When we talk about privilege, we have to ask what exactly that means. Does that mean I need to lose my true or full identity to fit in so that others can feel more comfortable?
I'm mostly open and out all the time, and as most of you know, I'm a very open activist, but when I just go to dinner, I don't walk in and announce that I am transgender.
I've learned over time and with experience that there are times to educate and times when it's best to be the trans ninja. I sometimes take a step back and evaluate how people will best receive and be open to listening to me. In my humble opinion, we can make more positive change by being warm, friendly, and respectful even to those who don't get us right now.
This brings me to a funny story. I walked into a well-known leather shop one night. There were two guys working there, and they were chatting. After greeting me and asking if I needed help, they went back to their conversation, which was about someone transitioning.
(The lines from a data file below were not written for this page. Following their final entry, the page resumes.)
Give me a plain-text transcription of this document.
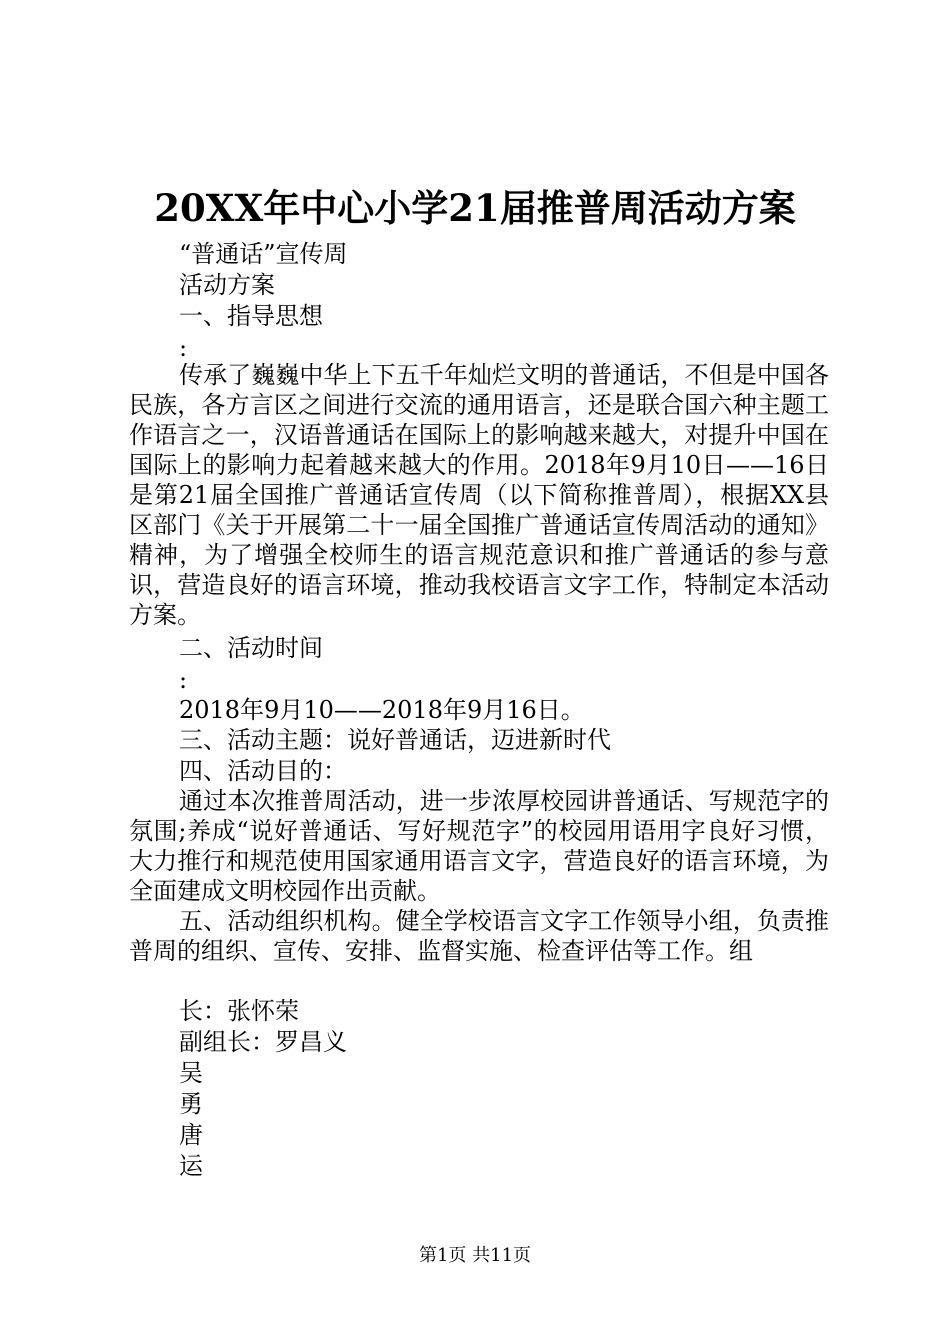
20XX年中心小学21届推普周活动方案
“普通话”宣传周
活动方案
一、指导思想
:

传承了巍巍中华上下五千年灿烂文明的普通话，不但是中国各民族，各方言区之间进行交流的通用语言，还是联合国六种主题工作语言之一，汉语普通话在国际上的影响越来越大，对提升中国在国际上的影响力起着越来越大的作用。2018年9月10日——16日是第21届全国推广普通话宣传周（以下简称推普周），根据XX县区部门《关于开展第二十一届全国推广普通话宣传周活动的通知》精神，为了增强全校师生的语言规范意识和推广普通话的参与意识，营造良好的语言环境，推动我校语言文字工作，特制定本活动方案。

二、活动时间
:
2018年9月10——2018年9月16日。
三、活动主题：说好普通话，迈进新时代
四、活动目的：

通过本次推普周活动，进一步浓厚校园讲普通话、写规范字的氛围;养成“说好普通话、写好规范字”的校园用语用字良好习惯，大力推行和规范使用国家通用语言文字，营造良好的语言环境，为全面建成文明校园作出贡献。

五、活动组织机构。健全学校语言文字工作领导小组，负责推普周的组织、宣传、安排、监督实施、检查评估等工作。组

长：张怀荣
副组长：罗昌义
吴
勇
唐
运
第1页 共11页
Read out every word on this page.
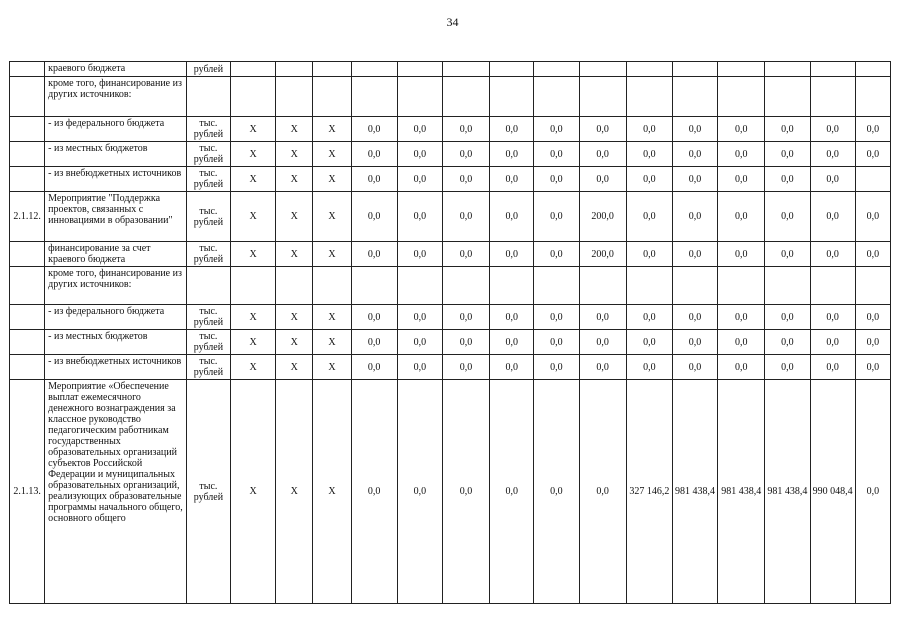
34
	краевого бюджета	рублей															
	кроме того, финансирование из других источников:																
	- из федерального бюджета	тыс. рублей	X	X	X	0,0	0,0	0,0	0,0	0,0	0,0	0,0	0,0	0,0	0,0	0,0	0,0
	- из местных бюджетов	тыс. рублей	X	X	X	0,0	0,0	0,0	0,0	0,0	0,0	0,0	0,0	0,0	0,0	0,0	0,0
	- из внебюджетных источников	тыс. рублей	X	X	X	0,0	0,0	0,0	0,0	0,0	0,0	0,0	0,0	0,0	0,0	0,0	
2.1.12.	Мероприятие "Поддержка проектов, связанных с инновациями в образовании"	тыс. рублей	X	X	X	0,0	0,0	0,0	0,0	0,0	200,0	0,0	0,0	0,0	0,0	0,0	0,0
	финансирование за счет краевого бюджета	тыс. рублей	X	X	X	0,0	0,0	0,0	0,0	0,0	200,0	0,0	0,0	0,0	0,0	0,0	0,0
	кроме того, финансирование из других источников:																
	- из федерального бюджета	тыс. рублей	X	X	X	0,0	0,0	0,0	0,0	0,0	0,0	0,0	0,0	0,0	0,0	0,0	0,0
	- из местных бюджетов	тыс. рублей	X	X	X	0,0	0,0	0,0	0,0	0,0	0,0	0,0	0,0	0,0	0,0	0,0	0,0
	- из внебюджетных источников	тыс. рублей	X	X	X	0,0	0,0	0,0	0,0	0,0	0,0	0,0	0,0	0,0	0,0	0,0	0,0
2.1.13.	Мероприятие «Обеспечение выплат ежемесячного денежного вознаграждения за классное руководство педагогическим работникам государственных образовательных организаций субъектов Российской Федерации и муниципальных образовательных организаций, реализующих образовательные программы начального общего, основного общего	тыс. рублей	X	X	X	0,0	0,0	0,0	0,0	0,0	0,0	327 146,2	981 438,4	981 438,4	981 438,4	990 048,4	0,0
These two guys looking at me had no idea that I am trans, so they felt comfortable talking openly about this. As I was looking through the racks of leather clothing and listening to this conversation, I was debating whether to get involved in it or not. It had been a long day, and I was tired, but about that time, one of the men made a comment that I could not ignore. He said, "I can't understand why anyone would want to take testosterone. They are never going to be able to grow an actual penis, so what's the point?"
I laughed out loud; it just came out of me. The two men stopped talking and looked at me. The man who had said this then walked over closer to me and said, "I have a friend who is a girl and is considering transitioning, which is why I am researching this, because I am concerned about her." I told him I educate people on sexuality and gender and asked what he was concerned about. At this point I realized that these two cisgender men would take what I had to say better if all they saw me as was the guy's guy -- to me, the trans ninja.
For 20 minutes I stayed and talked to these men about being transgender, the treatments, the effects, and what trans people have to deal with. I explained that it is important how one feels inside, not just the exterior. I went on to describe how hormones can make a transgender person feel better inside their body. I explained how the body and mind can be a better fit with the hormones.
I asked them to imagine that they never felt that their body matched who they felt they were inside. I also gave them a scenario to think about that addressed their concern that it was all about having a real penis or not: "What if tomorrow one of you were in a bad accident and your penis were mangled or dismembered? Would you still be a man or no longer a man?"
"Wow, I never thought of it like that," one of them said, as the other scratched his head. If it's the penis that makes the man, what about the many men who have one that doesn't work well? Are they still full men?
I could have chastised them for their ignorance and come out in a way that would have humiliated them, but I dare say if I took that angle, their minds would not have been as opened as I believe they were by my talking to them with respect. I also believe that choosing to take the higher road of kindness, even though they said some ignorant things, brought us to a place where I could give them my card and they could actually hear me. If they choose, they could then look me up and find out from my bio that I'm a transgender LGBTQ activist.
And I hope they do. I have to admit that I would love to see the look on their faces at that moment of realization.
Be on the lookout for when and where the trans ninja will strike to educate again.